Светлана кивнула, повернулась и пошла к машине. У калитки она обернулась. Елена Викторовна стояла на том же месте, прямая, спокойная, с лёгкой улыбкой на губах. Такой Светлана не видела её уже много лет.
— Я люблю тебя, мама, — крикнула она.
— И я тебя, — ответила Елена Викторовна. — Всегда.
Прошло три месяца. Елена Викторовна сидела на веранде дачи Зарецких и писала письмо дочери. С тех пор, как она решила остаться в Павловске, они со Светланой общались в основном по телефону — раз в неделю, по воскресеньям. Елена Викторовна рассказывала о своей новой жизни, Светлана — о детях, о работе, о муже.
«Дорогая Света, — писала Елена Викторовна. — Сегодня первый день осени, и воздух пахнет яблоками и дымом. Нина и Толик уехали в город — начался учебный год, и Нине нужно вернуться в школу. Они предложили мне поехать с ними, но я решила остаться на даче ещё немного. Здесь так спокойно осенью.
Я много думаю о нашем разговоре в тот день, когда ты приехала сюда.
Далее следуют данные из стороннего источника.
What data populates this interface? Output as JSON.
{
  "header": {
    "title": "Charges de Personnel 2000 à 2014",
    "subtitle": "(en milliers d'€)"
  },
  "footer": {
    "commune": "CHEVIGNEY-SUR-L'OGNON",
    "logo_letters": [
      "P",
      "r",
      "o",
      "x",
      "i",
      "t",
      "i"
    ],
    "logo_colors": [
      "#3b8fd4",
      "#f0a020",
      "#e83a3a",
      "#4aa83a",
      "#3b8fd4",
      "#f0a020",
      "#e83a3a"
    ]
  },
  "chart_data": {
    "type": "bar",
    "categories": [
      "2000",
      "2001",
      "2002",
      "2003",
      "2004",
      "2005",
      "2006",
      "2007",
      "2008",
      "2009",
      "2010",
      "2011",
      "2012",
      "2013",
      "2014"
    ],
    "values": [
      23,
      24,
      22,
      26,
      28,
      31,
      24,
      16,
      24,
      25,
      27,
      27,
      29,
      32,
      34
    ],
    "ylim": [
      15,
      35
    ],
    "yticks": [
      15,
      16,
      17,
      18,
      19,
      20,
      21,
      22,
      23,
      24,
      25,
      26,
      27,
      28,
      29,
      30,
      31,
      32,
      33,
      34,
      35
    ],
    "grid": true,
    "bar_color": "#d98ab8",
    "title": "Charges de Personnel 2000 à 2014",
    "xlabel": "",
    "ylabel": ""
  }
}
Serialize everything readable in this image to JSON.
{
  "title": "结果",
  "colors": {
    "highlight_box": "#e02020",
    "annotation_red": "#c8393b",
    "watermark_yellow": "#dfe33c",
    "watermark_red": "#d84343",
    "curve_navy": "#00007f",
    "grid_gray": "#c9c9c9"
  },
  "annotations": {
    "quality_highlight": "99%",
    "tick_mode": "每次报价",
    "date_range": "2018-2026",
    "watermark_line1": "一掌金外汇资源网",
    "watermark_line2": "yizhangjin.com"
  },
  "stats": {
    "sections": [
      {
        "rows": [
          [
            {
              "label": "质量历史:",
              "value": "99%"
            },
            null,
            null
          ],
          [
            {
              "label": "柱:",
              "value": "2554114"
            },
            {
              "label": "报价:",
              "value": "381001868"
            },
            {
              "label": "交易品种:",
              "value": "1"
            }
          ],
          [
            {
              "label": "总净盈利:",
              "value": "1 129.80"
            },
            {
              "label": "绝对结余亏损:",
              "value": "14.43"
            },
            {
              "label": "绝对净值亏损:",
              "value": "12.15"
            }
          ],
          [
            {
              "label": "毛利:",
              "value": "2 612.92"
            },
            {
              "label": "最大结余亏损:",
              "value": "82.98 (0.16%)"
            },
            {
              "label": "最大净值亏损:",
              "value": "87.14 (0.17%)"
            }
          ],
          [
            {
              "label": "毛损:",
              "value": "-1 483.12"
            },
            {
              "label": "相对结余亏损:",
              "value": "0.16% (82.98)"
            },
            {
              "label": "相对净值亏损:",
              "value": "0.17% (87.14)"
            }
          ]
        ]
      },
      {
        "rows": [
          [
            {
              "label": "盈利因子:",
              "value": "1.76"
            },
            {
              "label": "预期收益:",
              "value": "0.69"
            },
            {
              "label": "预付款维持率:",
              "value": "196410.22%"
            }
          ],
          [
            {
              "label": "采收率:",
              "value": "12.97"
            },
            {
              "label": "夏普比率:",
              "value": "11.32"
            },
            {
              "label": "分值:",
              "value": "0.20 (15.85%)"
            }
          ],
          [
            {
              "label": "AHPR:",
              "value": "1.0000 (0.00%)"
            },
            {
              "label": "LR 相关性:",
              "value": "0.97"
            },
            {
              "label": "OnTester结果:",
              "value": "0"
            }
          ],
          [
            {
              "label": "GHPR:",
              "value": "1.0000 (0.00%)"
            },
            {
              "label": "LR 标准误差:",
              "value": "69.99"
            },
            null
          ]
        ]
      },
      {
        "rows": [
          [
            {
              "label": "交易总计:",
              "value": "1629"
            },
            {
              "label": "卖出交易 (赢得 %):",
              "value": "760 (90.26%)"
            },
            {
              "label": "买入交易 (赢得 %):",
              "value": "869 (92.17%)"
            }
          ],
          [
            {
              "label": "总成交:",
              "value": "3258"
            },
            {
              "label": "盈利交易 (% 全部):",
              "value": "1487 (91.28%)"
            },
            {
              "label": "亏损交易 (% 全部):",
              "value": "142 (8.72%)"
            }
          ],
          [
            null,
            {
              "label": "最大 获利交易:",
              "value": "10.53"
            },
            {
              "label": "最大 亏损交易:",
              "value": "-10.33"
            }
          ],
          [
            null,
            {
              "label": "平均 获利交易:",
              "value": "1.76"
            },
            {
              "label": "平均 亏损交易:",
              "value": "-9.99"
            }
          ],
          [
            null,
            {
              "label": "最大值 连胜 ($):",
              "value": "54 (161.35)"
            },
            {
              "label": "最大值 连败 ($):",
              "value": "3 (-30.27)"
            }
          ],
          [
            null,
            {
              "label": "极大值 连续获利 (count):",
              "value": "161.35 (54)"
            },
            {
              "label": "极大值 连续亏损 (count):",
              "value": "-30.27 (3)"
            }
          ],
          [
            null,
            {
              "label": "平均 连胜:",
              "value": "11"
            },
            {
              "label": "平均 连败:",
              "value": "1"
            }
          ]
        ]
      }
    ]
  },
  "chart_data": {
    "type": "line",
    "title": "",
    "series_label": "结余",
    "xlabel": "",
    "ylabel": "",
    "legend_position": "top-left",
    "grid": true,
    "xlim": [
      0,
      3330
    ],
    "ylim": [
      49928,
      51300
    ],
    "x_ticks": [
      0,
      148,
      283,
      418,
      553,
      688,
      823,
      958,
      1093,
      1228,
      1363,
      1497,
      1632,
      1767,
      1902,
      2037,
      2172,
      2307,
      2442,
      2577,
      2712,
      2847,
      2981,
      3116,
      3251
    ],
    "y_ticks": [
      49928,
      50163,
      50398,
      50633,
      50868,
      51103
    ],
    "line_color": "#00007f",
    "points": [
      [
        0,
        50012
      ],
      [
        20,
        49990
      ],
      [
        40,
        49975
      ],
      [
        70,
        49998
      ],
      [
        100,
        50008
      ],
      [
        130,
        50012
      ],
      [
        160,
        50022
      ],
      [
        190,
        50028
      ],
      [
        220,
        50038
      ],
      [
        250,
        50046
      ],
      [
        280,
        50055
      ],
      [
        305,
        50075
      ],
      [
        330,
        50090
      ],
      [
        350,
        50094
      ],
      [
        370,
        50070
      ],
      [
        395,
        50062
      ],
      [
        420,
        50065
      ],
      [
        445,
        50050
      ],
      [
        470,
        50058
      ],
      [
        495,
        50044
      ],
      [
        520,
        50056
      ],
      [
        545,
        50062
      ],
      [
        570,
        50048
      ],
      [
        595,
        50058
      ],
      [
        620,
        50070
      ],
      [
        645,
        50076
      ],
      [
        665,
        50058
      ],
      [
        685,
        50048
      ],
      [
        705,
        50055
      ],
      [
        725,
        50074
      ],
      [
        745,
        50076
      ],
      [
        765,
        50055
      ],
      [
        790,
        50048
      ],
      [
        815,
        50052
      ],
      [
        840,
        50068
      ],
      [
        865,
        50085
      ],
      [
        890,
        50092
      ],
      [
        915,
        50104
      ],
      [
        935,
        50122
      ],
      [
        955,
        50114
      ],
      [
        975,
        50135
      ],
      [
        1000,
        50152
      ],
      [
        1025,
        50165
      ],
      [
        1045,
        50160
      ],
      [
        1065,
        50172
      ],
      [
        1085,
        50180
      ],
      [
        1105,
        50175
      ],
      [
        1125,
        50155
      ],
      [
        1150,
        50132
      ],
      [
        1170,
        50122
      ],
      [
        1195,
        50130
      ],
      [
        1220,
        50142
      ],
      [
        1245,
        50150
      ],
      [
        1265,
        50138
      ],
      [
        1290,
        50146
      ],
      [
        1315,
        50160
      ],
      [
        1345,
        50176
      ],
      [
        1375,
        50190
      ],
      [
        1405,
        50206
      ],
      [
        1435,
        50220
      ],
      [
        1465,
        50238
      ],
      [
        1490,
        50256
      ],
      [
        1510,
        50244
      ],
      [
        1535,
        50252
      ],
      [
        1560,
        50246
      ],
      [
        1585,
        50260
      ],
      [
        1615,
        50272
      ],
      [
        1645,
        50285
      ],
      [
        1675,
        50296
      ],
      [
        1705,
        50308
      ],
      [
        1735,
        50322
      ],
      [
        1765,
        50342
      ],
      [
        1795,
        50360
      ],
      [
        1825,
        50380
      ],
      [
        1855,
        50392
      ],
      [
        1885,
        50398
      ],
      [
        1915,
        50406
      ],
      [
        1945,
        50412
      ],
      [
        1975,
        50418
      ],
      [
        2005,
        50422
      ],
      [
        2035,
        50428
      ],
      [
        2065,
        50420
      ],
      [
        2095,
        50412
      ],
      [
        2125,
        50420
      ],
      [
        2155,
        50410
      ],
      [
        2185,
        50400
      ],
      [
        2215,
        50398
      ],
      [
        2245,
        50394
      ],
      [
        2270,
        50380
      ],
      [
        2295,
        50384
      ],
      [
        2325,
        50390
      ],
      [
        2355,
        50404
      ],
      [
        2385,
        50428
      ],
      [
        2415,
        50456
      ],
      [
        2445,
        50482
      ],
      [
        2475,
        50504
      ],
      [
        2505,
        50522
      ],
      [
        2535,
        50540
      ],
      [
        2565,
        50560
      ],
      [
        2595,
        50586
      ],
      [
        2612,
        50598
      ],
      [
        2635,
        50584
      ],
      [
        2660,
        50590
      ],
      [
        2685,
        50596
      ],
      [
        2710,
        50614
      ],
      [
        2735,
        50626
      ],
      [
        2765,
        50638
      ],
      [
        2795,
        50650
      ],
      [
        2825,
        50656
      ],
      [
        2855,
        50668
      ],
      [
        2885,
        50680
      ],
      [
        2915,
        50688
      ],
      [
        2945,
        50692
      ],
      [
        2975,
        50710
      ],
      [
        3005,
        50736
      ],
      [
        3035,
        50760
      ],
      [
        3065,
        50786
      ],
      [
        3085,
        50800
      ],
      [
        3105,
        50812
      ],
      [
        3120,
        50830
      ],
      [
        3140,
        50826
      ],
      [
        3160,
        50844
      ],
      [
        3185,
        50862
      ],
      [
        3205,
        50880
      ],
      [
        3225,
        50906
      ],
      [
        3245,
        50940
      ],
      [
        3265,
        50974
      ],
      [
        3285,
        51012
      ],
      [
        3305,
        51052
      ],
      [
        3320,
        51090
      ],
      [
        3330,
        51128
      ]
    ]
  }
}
О том, как ты назвала меня эгоисткой. Знаешь, я не сержусь на тебя за это. Я понимаю, что для тебя моё решение было шоком. Но я хочу, чтобы ты поняла: иногда нужно быть немного эгоисткой, чтобы остаться собой.
Всю жизнь я ставила нужды других выше своих. Сначала родителей, потом мужа, потом тебя и твоих детей. Я привыкла быть нужной, полезной, незаменимой. И в какой-то момент забыла, кто я сама. Чего хочу я, а не другие.
Эти три месяца здесь, в Павловске, дали мне возможность снова найти себя. Я много читаю, гуляю, разговариваю с Ниной и Толиком. Иногда мы ездим в город, ходим в театр или просто сидим в кафе. Я впервые за много лет чувствую себя не мамой, не бабушкой, не бывшей женой, а просто Еленой. Женщиной, у которой ещё есть время на свою жизнь.
Я не знаю, что будет дальше. Возможно, я вернусь в Москву. Возможно, перееду сюда насовсем. Нина и Толик не против. Но одно я знаю точно: я больше не буду жить только для других. Я буду жить и для себя тоже. Это не эгоизм, Света. Это самосохранение.
Я скучаю по тебе, по Артёму, по Маше. Но не по той жизни, которую вела в Москве. Не по бесконечным обязанностям, не по вечной усталости, не по чувству, что я всем должна.
Надеюсь, ты понимаешь меня. Или хотя бы пытаешься понять.
С любовью, мама».
Елена Викторовна перечитала письмо, сложила его и убрала в конверт. Она не была уверена, что отправит его. Может быть, просто скажет всё это Свете при следующем разговоре. А может быть, оставит эти мысли при себе. У неё впервые за много лет был выбор. И это было самое главное.
Она поднялась с кресла и посмотрела на часы. Скоро стемнеет. Нужно закрыть окна и растопить печь — ночи уже прохладные. А завтра… завтра будет новый день. И он будет принадлежать только ей.